9. Jesús os enseña también a ser apóstoles y evangelizadores, vuestra tarea primordial. Al encarnarse, viniendo desde el seno de Dios, el Señor se aproximó a nosotros. Encarnarse fue aproximarse. Sólo desde la proximidad y la cercanía es posible anunciar el Evangelio, que no es gritar desde la lejanía a una masa impersonal, sino hablar al oído, de persona a persona, como susurrando (cfr. PDV, 26). La vida de Jesús nos sugiere la necesidad de la cercanía a nuestros fieles, no simplemente para pasar el rato, sino para prestarles nuestro mejor servicio, nuestro servicio específico que, como en el caso de Jesús, siempre tiene una perspectiva salvífica, apostólica y pastoral. En sus encuentros con la gente, no pierde la ocasión de anunciarles la buena noticia de que Dios les ama y que quiere comunicarles su vida y hacerlos miembros de su familia. El que vive en las cercanías de Dios tiene necesidad de aproximarse al hombre para entregarle, como afirmaba el papa Francisco en su discurso a los sacerdotes de Roma de 6 de marzo de 2014, su mejor tesoro, que no es otro que Jesucristo, para anunciarle un mensaje de amor y de esperanza, y abrirles a los horizontes más altos.
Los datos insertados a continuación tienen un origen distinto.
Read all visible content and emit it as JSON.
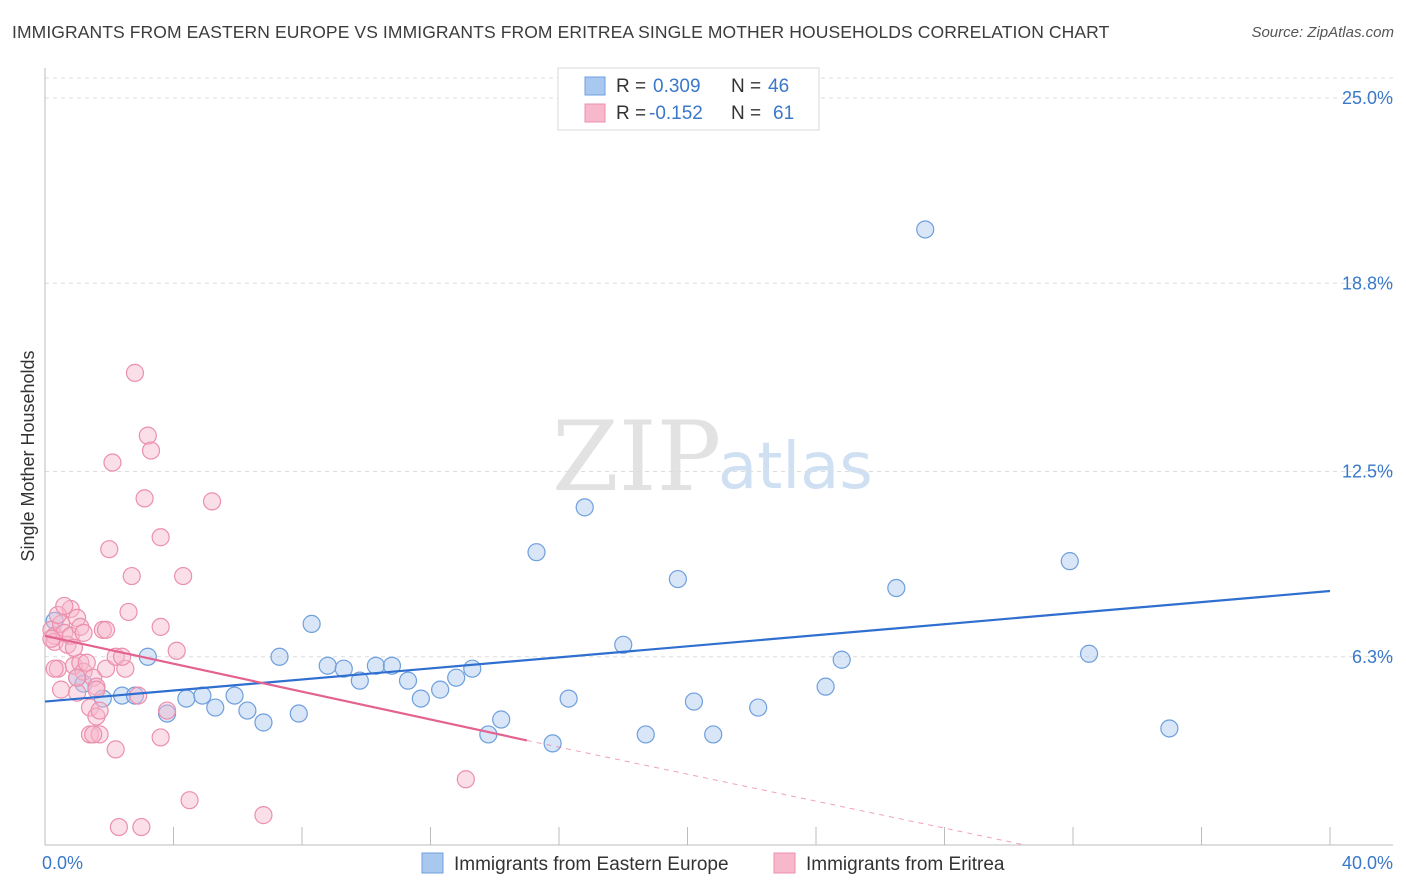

10. Termino mi homilía mirando a María, camino natural para llegar a Jesús. Así nos lo enseñaron desde niños: ¡A Jesús por María! Ella es madre, por un título especial, de los sacerdotes de su Hijo.  Que como dice san Bernardo, no os canséis de acudir a ella cada día, cada hora, cada minuto, a cada instante, llevándola siempre en el corazón. Ella nos enseñará quién es Jesús, qué fue Jesús para ella y qué debe ser para nosotros. Ella nos alienta en nuestra fidelidad y en nuestra tarea misionera. A ella dirigimos esta breve jaculatoria que rezaba por nosotros todos los días san Juan Pablo II: Permanece, María, al lado de tus sacerdotes por los caminos del mundo. Amén.